GW All Access: The Office of Innovation and Entrepreneurship

The office will continue to assist students and faculty with high-quality virtual innovation and entrepreneurship programming and networking.

September 11, 2020

OIE

By Tatyana Hopkins

Having run her own catering and events company after a career in restaurant management and culinary arts, Dominque Tolbert, a graduate student pursing a global master's of business administration, is no stranger to entrepreneurship.

But when she decided to enter the “spice world,” launching Mesean Spices to sell the spice blends that flavored the African diaspora-inspired meals of her catering company, TLBRT Hospitality, she realized she was entering a “whole new ballgame.”

“There are so many more levels to selling a product than there are to offering a service,” Ms. Tolbert said. “I have to attack a business like Mesean Spices in a totally different way than I did with TLBRT Hospitality.”

Hoping to learn more about running a products-based business, she spent the summer as a member of the second cohort of the George Washington University Summer Startup Accelerator (GWSSA), a program run through the GW Office of Innovation and Entrepreneurship.

Aimed at helping students launch their startup ideas, the intensive nine-week program typically offers its participants on-campus housing, a stipend, weekly workshops, mentors and additional specialized advisers to work full-time to launch their companies. However, due to restrictions on in-person meetings, the program persisted virtually this summer.
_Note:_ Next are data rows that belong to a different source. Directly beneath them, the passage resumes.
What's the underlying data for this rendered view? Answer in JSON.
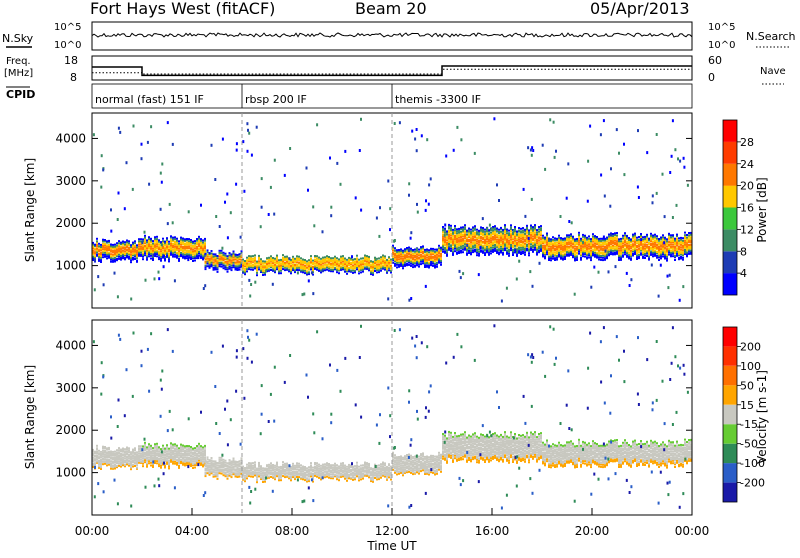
{
  "header": {
    "title": "Fort Hays West (fitACF)",
    "beam": "Beam 20",
    "date": "05/Apr/2013"
  },
  "top_panels": {
    "nsky_label": "N.Sky",
    "nsky_ticks": [
      "10^5",
      "10^0"
    ],
    "nsearch_label": "N.Search",
    "nsearch_ticks": [
      "10^5",
      "10^0"
    ],
    "freq_label_line1": "Freq.",
    "freq_label_line2": "[MHz]",
    "freq_ticks": [
      "18",
      "8"
    ],
    "nave_label": "Nave",
    "nave_ticks": [
      "60",
      "0"
    ],
    "cpid_label": "CPID",
    "cpid_segments": [
      {
        "label": "normal (fast) 151 IF",
        "start_hour": 0
      },
      {
        "label": "rbsp 200 IF",
        "start_hour": 6
      },
      {
        "label": "themis -3300 IF",
        "start_hour": 12
      }
    ]
  },
  "chart_data": [
    {
      "type": "heatmap",
      "name": "power-panel",
      "ylabel": "Slant Range [km]",
      "xlabel": "",
      "ylim": [
        0,
        4600
      ],
      "yticks": [
        1000,
        2000,
        3000,
        4000
      ],
      "xlim": [
        0,
        24
      ],
      "colorbar_label": "Power [dB]",
      "colorbar_ticks": [
        "4",
        "8",
        "12",
        "16",
        "20",
        "24",
        "28"
      ],
      "colors": [
        "#0000ff",
        "#1e3cb4",
        "#3c8c64",
        "#3cc83c",
        "#ffc800",
        "#ff7800",
        "#ff3c00",
        "#ff0000"
      ],
      "bands": [
        {
          "t": [
            0,
            2
          ],
          "center": 1400,
          "width": 450
        },
        {
          "t": [
            2,
            4.5
          ],
          "center": 1450,
          "width": 500
        },
        {
          "t": [
            4.5,
            6
          ],
          "center": 1150,
          "width": 400
        },
        {
          "t": [
            6,
            12
          ],
          "center": 1050,
          "width": 350
        },
        {
          "t": [
            12,
            14
          ],
          "center": 1250,
          "width": 450
        },
        {
          "t": [
            14,
            18
          ],
          "center": 1650,
          "width": 650
        },
        {
          "t": [
            18,
            24
          ],
          "center": 1500,
          "width": 550
        }
      ]
    },
    {
      "type": "heatmap",
      "name": "velocity-panel",
      "ylabel": "Slant Range [km]",
      "xlabel": "Time UT",
      "ylim": [
        0,
        4600
      ],
      "yticks": [
        1000,
        2000,
        3000,
        4000
      ],
      "xlim": [
        0,
        24
      ],
      "xticks": [
        "00:00",
        "04:00",
        "08:00",
        "12:00",
        "16:00",
        "20:00",
        "00:00"
      ],
      "colorbar_label": "Velocity [m s-1]",
      "colorbar_ticks": [
        "200",
        "100",
        "50",
        "15",
        "-15",
        "-50",
        "-100",
        "-200"
      ],
      "colors": [
        "#1a1aa8",
        "#2a5ec8",
        "#2e8b57",
        "#66cc33",
        "#c8c8c0",
        "#ffa500",
        "#ff7000",
        "#ff3000",
        "#ff0000"
      ],
      "bands": [
        {
          "t": [
            0,
            2
          ],
          "center": 1400,
          "width": 450
        },
        {
          "t": [
            2,
            4.5
          ],
          "center": 1450,
          "width": 500
        },
        {
          "t": [
            4.5,
            6
          ],
          "center": 1150,
          "width": 400
        },
        {
          "t": [
            6,
            12
          ],
          "center": 1050,
          "width": 350
        },
        {
          "t": [
            12,
            14
          ],
          "center": 1250,
          "width": 450
        },
        {
          "t": [
            14,
            18
          ],
          "center": 1650,
          "width": 650
        },
        {
          "t": [
            18,
            24
          ],
          "center": 1500,
          "width": 550
        }
      ]
    }
  ],
  "freq_series": {
    "hours": [
      0,
      2,
      2,
      14,
      14,
      24
    ],
    "mhz": [
      14.5,
      14.5,
      10.3,
      10.3,
      15,
      15
    ]
  },
  "nave_series": {
    "hours": [
      0,
      2,
      2,
      14,
      14,
      24
    ],
    "value": [
      22,
      22,
      18,
      18,
      32,
      32
    ]
  }
}
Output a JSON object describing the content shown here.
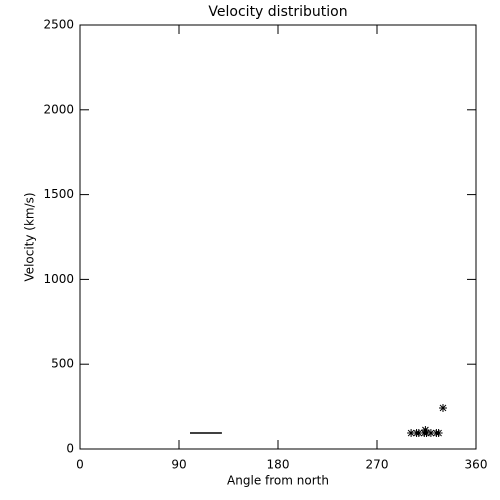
{
  "chart_data": {
    "type": "scatter",
    "title": "Velocity distribution",
    "x_label": "Angle from north",
    "y_label": "Velocity (km/s)",
    "xlim": [
      0,
      360
    ],
    "xticks": [
      0,
      90,
      180,
      270,
      360
    ],
    "ylim": [
      0,
      2500
    ],
    "yticks": [
      0,
      500,
      1000,
      1500,
      2000,
      2500
    ],
    "color": "#000000",
    "series": [
      {
        "style": "line",
        "x": [
          100,
          129
        ],
        "values": [
          94,
          94
        ]
      },
      {
        "style": "asterisk",
        "x": [
          301,
          306,
          308,
          313,
          314,
          315,
          319,
          324,
          326,
          330
        ],
        "values": [
          94,
          94,
          94,
          94,
          112,
          94,
          94,
          94,
          94,
          242
        ]
      }
    ]
  }
}
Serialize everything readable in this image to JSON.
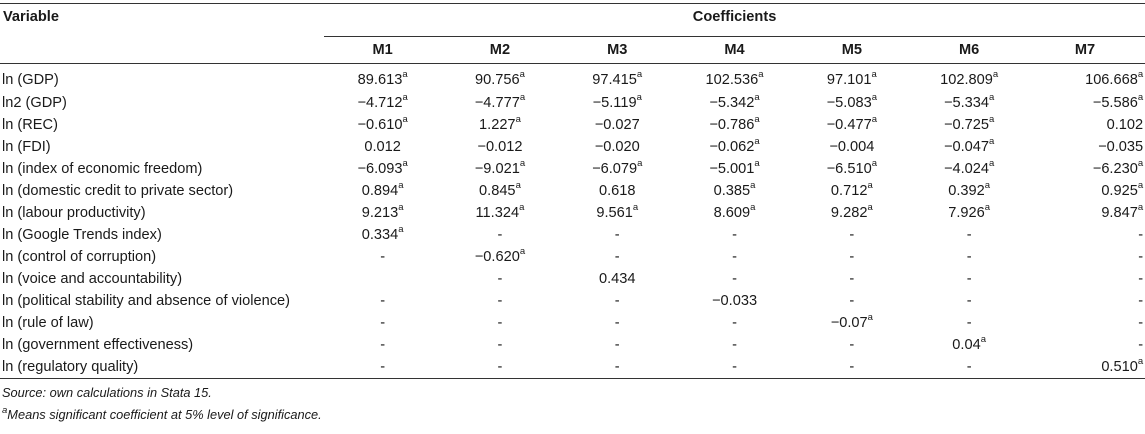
{
  "header": {
    "variable": "Variable",
    "coefficients": "Coefficients",
    "models": [
      "M1",
      "M2",
      "M3",
      "M4",
      "M5",
      "M6",
      "M7"
    ]
  },
  "rows": [
    {
      "label": "ln (GDP)",
      "cells": [
        [
          "89.613",
          "a"
        ],
        [
          "90.756",
          "a"
        ],
        [
          "97.415",
          "a"
        ],
        [
          "102.536",
          "a"
        ],
        [
          "97.101",
          "a"
        ],
        [
          "102.809",
          "a"
        ],
        [
          "106.668",
          "a"
        ]
      ]
    },
    {
      "label": "ln2 (GDP)",
      "cells": [
        [
          "−4.712",
          "a"
        ],
        [
          "−4.777",
          "a"
        ],
        [
          "−5.119",
          "a"
        ],
        [
          "−5.342",
          "a"
        ],
        [
          "−5.083",
          "a"
        ],
        [
          "−5.334",
          "a"
        ],
        [
          "−5.586",
          "a"
        ]
      ]
    },
    {
      "label": "ln (REC)",
      "cells": [
        [
          "−0.610",
          "a"
        ],
        [
          "1.227",
          "a"
        ],
        [
          "−0.027",
          ""
        ],
        [
          "−0.786",
          "a"
        ],
        [
          "−0.477",
          "a"
        ],
        [
          "−0.725",
          "a"
        ],
        [
          "0.102",
          ""
        ]
      ]
    },
    {
      "label": "ln (FDI)",
      "cells": [
        [
          "0.012",
          ""
        ],
        [
          "−0.012",
          ""
        ],
        [
          "−0.020",
          ""
        ],
        [
          "−0.062",
          "a"
        ],
        [
          "−0.004",
          ""
        ],
        [
          "−0.047",
          "a"
        ],
        [
          "−0.035",
          ""
        ]
      ]
    },
    {
      "label": "ln (index of economic freedom)",
      "cells": [
        [
          "−6.093",
          "a"
        ],
        [
          "−9.021",
          "a"
        ],
        [
          "−6.079",
          "a"
        ],
        [
          "−5.001",
          "a"
        ],
        [
          "−6.510",
          "a"
        ],
        [
          "−4.024",
          "a"
        ],
        [
          "−6.230",
          "a"
        ]
      ]
    },
    {
      "label": "ln (domestic credit to private sector)",
      "cells": [
        [
          "0.894",
          "a"
        ],
        [
          "0.845",
          "a"
        ],
        [
          "0.618",
          ""
        ],
        [
          "0.385",
          "a"
        ],
        [
          "0.712",
          "a"
        ],
        [
          "0.392",
          "a"
        ],
        [
          "0.925",
          "a"
        ]
      ]
    },
    {
      "label": "ln (labour productivity)",
      "cells": [
        [
          "9.213",
          "a"
        ],
        [
          "11.324",
          "a"
        ],
        [
          "9.561",
          "a"
        ],
        [
          "8.609",
          "a"
        ],
        [
          "9.282",
          "a"
        ],
        [
          "7.926",
          "a"
        ],
        [
          "9.847",
          "a"
        ]
      ]
    },
    {
      "label": "ln (Google Trends index)",
      "cells": [
        [
          "0.334",
          "a"
        ],
        [
          "-",
          ""
        ],
        [
          "-",
          ""
        ],
        [
          "-",
          ""
        ],
        [
          "-",
          ""
        ],
        [
          "-",
          ""
        ],
        [
          "-",
          ""
        ]
      ]
    },
    {
      "label": "ln (control of corruption)",
      "cells": [
        [
          "-",
          ""
        ],
        [
          "−0.620",
          "a"
        ],
        [
          "-",
          ""
        ],
        [
          "-",
          ""
        ],
        [
          "-",
          ""
        ],
        [
          "-",
          ""
        ],
        [
          "-",
          ""
        ]
      ]
    },
    {
      "label": "ln (voice and accountability)",
      "cells": [
        [
          "",
          ""
        ],
        [
          "-",
          ""
        ],
        [
          "0.434",
          ""
        ],
        [
          "-",
          ""
        ],
        [
          "-",
          ""
        ],
        [
          "-",
          ""
        ],
        [
          "-",
          ""
        ]
      ]
    },
    {
      "label": "ln (political stability and absence of violence)",
      "cells": [
        [
          "-",
          ""
        ],
        [
          "-",
          ""
        ],
        [
          "-",
          ""
        ],
        [
          "−0.033",
          ""
        ],
        [
          "-",
          ""
        ],
        [
          "-",
          ""
        ],
        [
          "-",
          ""
        ]
      ]
    },
    {
      "label": "ln (rule of law)",
      "cells": [
        [
          "-",
          ""
        ],
        [
          "-",
          ""
        ],
        [
          "-",
          ""
        ],
        [
          "-",
          ""
        ],
        [
          "−0.07",
          "a"
        ],
        [
          "-",
          ""
        ],
        [
          "-",
          ""
        ]
      ]
    },
    {
      "label": "ln (government effectiveness)",
      "cells": [
        [
          "-",
          ""
        ],
        [
          "-",
          ""
        ],
        [
          "-",
          ""
        ],
        [
          "-",
          ""
        ],
        [
          "-",
          ""
        ],
        [
          "0.04",
          "a"
        ],
        [
          "-",
          ""
        ]
      ]
    },
    {
      "label": "ln (regulatory quality)",
      "cells": [
        [
          "-",
          ""
        ],
        [
          "-",
          ""
        ],
        [
          "-",
          ""
        ],
        [
          "-",
          ""
        ],
        [
          "-",
          ""
        ],
        [
          "-",
          ""
        ],
        [
          "0.510",
          "a"
        ]
      ]
    }
  ],
  "notes": {
    "source": "Source: own calculations in Stata 15.",
    "footnote_mark": "a",
    "footnote_text": "Means significant coefficient at 5% level of significance."
  }
}
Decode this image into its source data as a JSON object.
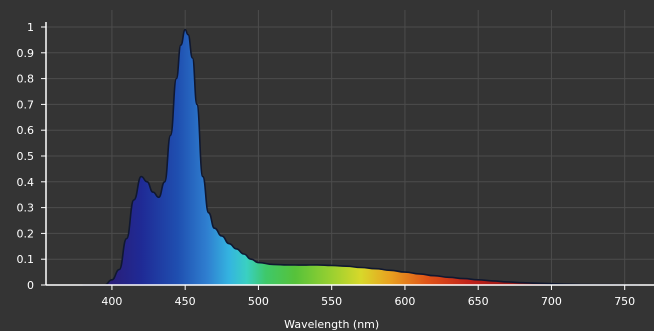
{
  "chart_data": {
    "type": "area",
    "title": "",
    "xlabel": "Wavelength (nm)",
    "ylabel": "",
    "xlim": [
      355,
      770
    ],
    "ylim": [
      0,
      1
    ],
    "x_ticks": [
      400,
      450,
      500,
      550,
      600,
      650,
      700,
      750
    ],
    "x_tick_labels": [
      "400",
      "450",
      "500",
      "550",
      "600",
      "650",
      "700",
      "750"
    ],
    "y_ticks": [
      0,
      0.1,
      0.2,
      0.3,
      0.4,
      0.5,
      0.6,
      0.7,
      0.8,
      0.9,
      1
    ],
    "y_tick_labels": [
      "0",
      "0.1",
      "0.2",
      "0.3",
      "0.4",
      "0.5",
      "0.6",
      "0.7",
      "0.8",
      "0.9",
      "1"
    ],
    "grid": true,
    "legend": "none",
    "fill": "visible-spectrum gradient",
    "series": [
      {
        "x": [
          380,
          395,
          400,
          405,
          410,
          415,
          420,
          424,
          428,
          432,
          436,
          440,
          444,
          447,
          450,
          452,
          455,
          458,
          462,
          466,
          470,
          475,
          480,
          485,
          490,
          495,
          500,
          510,
          520,
          530,
          540,
          550,
          560,
          570,
          580,
          590,
          600,
          610,
          620,
          630,
          640,
          650,
          660,
          670,
          680,
          690,
          700,
          710,
          720,
          730,
          740,
          750,
          760
        ],
        "values": [
          0,
          0,
          0.02,
          0.06,
          0.18,
          0.33,
          0.42,
          0.4,
          0.36,
          0.34,
          0.4,
          0.58,
          0.8,
          0.93,
          0.99,
          0.97,
          0.88,
          0.7,
          0.42,
          0.28,
          0.22,
          0.19,
          0.16,
          0.14,
          0.12,
          0.1,
          0.087,
          0.08,
          0.078,
          0.077,
          0.078,
          0.076,
          0.073,
          0.068,
          0.063,
          0.057,
          0.05,
          0.043,
          0.036,
          0.03,
          0.025,
          0.02,
          0.016,
          0.012,
          0.009,
          0.007,
          0.005,
          0.003,
          0.002,
          0.001,
          0.001,
          0,
          0
        ]
      }
    ]
  }
}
“There was a critical juncture in March when we had to decide whether to shut down our programming for the summer or to innovate and move things forward,” said Dave McCarthy, co-director of GWSSA. “We are the Office of Innovation and Entrepreneurship, so we innovated and took the entire experience online.”

Having had a successful summer, when GWSSA was able to support more teams than usual, Mr. McCarthy said OIE is now retrofitting its learnings from the summer program into its fall programming.

GWSSA’s online curriculum included assigned mentors, weekly workshops and lunches with successful entrepreneurs and the program’s culminating Showcase and Demo Day, where students pitch to a pool of actual investors and venture capitalists.

As a boot-strapping venture, one without outside investors, Ms. Tolbert was not seeking outside investment in Mesean Spices, but was rather looking to grow her understanding of scaling a business and network with experts on products-based businesses. However, through the program she said she was able to register her business, trademark her company’s name and brand and consult with lawyers as well as experts in content and digital strategy and distribution. All of it was done virtually.

“You could end up paying hundreds and thousands of dollars for those kinds of consulting services, and we got them for free in this program,” she said. “Although it wasn’t in person, which would’ve been my preference, there were still ways to connect and to engage.”

In addition to GWSSA going virtual, the 2020 New Venture Competition also took place virtually.

Now, OIE is implementing all its learned about best practices in its fall programs.

The office is beefing up its mentors-in-residence program so that every committed team will get a dedicated mentor with extensive entrepreneurship and business experience to guide, coach and connect students with needed business resources.

Students also will be connected with their peers while not on campus through virtual office hours hosted by student mentors as part of a new initiative, the Near Peer program.

“We were told by a lot of students that they miss student-to-student interaction, so we developed a program to connect students interested in innovation and entrepreneurship in a peer-to-peer format virtually,” said Scott Stein, associate director of student entrepreneurship programs. 

OIE also is offering its lean startup introductory workshops monthly rather than quarterly and open them to all GW students, faculty and staff, even those without a specific startup idea in mind.

In addition, OIE is hosting a number of other virtual workshops and events to help students and faculty learn and network. Taking advantage of the online setting, OIE also will engage students with speakers and mentors from outside of the D.C. area.

“Basically, we’ve done a lot to take advantage of the different opportunities virtual learning enables so that the students and faculty continue to get world class support for their innovation and entrepreneurship,” said Jim Chung, GW’s associate vice president for research, innovation and entrepreneurship.

Robert Plante, a graduate student studying business administration and 2020 GWSSA participant, said he is excited to continue engaging with OIE’s virtual programming.

For him and his partner, Christian Helms, he said the online setting offered them more resources than “[they] could utilize” and the necessary flexibility to launch their company, Bladeswork, an online marketplace dedicated to custom cutlery.

“With Christian and I both being active duty Marine officers, our participation in this program would not have been possible in person,” Mr. Plante said. “The virtual environment was not only interactive, but facilitated stronger participation in some aspects. The SSA offered us the opportunity to refine our idea and make something real.”